Menopause, in part, is defined by declining levels of estrogen. Replace the estrogen, and, voila, menopause symptoms will magically go away.
Menopause, in part, is defined by declining levels of estrogen. Replace the estrogen, and, voila, menopause symptoms will magically go away. Well, not so easy. Women have been looking for safe estrogen replacements and many have turned to soy products. Thousands of women include soy products in their diets to either prevent or diminish hot flashes and night sweats but a recently published study suggests that dietary soy is not effective in preventing or treating menopausal heat.
Soy and menopause, what do you know? T or F?
1. Soy can prevent osteoporosis.
2. Soy energy bars are the most popular soyfood product.
3. The U.S. is the largest soybean producer.
Soy is a plant in the pea family which has been a staple of Asian diet for centuries. The first soy products introduced to the U.S. market were initially found in Asian markets and spread from there. Soybeans are the high protein seeds of the soy plant and are loaded with isoflavones, which are similar to estrogen.
Soy products have rapidly gained popularity in the past decade as an alternative to other proteins. Many soy products are available in the marketplace including supplements (tablets and capsules); cooked soy (tofu and soy milk) and additives in processed foods such as cheese and baked goods.
It is well known that lower estrogen levels, a hallmark of menopause, cause changes in body temperature and the sometimes debilitating and often annoying hot flashes. “Is it hot in here or is it just me?” It is the allure of the isoflavones which attracts women for its potential to alleviate symptoms of menopause.

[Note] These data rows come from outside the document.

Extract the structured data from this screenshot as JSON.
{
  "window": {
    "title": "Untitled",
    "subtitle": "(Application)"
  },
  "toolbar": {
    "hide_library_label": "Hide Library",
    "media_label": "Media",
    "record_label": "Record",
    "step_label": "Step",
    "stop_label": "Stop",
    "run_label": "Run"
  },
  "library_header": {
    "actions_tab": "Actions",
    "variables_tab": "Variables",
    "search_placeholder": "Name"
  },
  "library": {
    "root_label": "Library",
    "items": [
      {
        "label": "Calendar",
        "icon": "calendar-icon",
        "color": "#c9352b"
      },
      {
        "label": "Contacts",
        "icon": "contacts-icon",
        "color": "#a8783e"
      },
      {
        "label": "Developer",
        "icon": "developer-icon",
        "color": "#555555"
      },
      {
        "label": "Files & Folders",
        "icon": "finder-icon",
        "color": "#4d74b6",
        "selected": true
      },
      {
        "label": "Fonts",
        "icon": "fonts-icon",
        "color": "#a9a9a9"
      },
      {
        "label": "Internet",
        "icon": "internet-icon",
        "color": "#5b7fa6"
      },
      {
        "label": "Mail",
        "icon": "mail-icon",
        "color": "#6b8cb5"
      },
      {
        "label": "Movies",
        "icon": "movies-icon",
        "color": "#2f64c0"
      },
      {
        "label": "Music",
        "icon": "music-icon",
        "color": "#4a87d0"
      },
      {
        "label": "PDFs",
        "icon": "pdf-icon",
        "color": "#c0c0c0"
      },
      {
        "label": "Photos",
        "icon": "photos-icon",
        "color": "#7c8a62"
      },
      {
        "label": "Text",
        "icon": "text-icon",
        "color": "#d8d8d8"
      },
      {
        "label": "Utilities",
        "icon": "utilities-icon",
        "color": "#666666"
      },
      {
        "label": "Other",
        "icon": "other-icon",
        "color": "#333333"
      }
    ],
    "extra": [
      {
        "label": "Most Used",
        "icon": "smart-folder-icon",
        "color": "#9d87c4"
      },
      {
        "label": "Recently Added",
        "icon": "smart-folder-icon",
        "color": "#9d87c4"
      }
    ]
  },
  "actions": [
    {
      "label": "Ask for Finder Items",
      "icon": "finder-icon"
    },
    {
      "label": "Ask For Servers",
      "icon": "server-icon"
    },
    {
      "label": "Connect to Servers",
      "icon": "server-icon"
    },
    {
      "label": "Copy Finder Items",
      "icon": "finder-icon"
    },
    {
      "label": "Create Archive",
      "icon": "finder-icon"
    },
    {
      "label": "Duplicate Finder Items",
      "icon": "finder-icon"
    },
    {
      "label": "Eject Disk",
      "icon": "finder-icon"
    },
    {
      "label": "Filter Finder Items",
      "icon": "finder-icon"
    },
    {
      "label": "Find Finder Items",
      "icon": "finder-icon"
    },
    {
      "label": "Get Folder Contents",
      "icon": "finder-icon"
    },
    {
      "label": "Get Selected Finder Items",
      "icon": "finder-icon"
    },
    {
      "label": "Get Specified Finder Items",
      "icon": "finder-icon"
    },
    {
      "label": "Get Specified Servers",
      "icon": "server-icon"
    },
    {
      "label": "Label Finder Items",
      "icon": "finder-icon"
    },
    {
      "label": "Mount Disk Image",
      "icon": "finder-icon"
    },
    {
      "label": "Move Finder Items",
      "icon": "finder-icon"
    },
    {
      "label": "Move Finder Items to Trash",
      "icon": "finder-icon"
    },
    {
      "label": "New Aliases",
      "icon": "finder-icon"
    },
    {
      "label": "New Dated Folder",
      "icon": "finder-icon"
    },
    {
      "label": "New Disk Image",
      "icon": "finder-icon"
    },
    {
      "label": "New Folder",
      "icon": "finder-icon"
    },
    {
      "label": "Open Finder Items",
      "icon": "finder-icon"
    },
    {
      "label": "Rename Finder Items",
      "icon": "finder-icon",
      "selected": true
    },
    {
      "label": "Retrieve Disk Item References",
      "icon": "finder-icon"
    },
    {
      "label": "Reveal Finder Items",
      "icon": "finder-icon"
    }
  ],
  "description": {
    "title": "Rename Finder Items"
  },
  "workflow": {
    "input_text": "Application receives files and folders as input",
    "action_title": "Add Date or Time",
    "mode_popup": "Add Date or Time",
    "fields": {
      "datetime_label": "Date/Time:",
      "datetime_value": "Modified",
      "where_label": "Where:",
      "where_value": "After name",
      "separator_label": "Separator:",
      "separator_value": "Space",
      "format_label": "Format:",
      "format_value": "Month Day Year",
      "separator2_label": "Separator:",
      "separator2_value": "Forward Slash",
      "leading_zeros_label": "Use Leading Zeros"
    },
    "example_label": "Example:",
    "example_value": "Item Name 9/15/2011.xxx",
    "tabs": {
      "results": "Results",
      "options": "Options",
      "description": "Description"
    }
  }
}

Researchers at the University of California Davis investigated the use of dietary soy in the management of menopausal symptoms. In a study published in the journal Menopause they reported that dietary soy did not have any effect on either preventing or treating hot flashes or night sweats. The researchers monitored 1,600 menopausal women for over 10 years and they found no relationship between soy intake and improvement of symptoms. It is easy to see why it would be thought that soy could help. It is not known why soy isoflavones, also called phytoestrogens (“plant estrogens”) are not effective but some researchers speculate that normal digestive processes may play a role in inactivating the soy protein before it can be active in the body.
The soy supplement business is booming. According to the Soyfoods Association of North America sales have risen from $1 billion to $5.2 billion from 1996-2011. The variety of products is ever expanding from traditional tofu to soy milk. Soy-based energy bars are the most popular item,accounting for over $1 billion in annual sales, just edging out soy milk.
There are many reasons to incorporate soy into one’s diet. Those who use soy thinking that it will prevent hot flashes and night sweats will very likely be disappointed.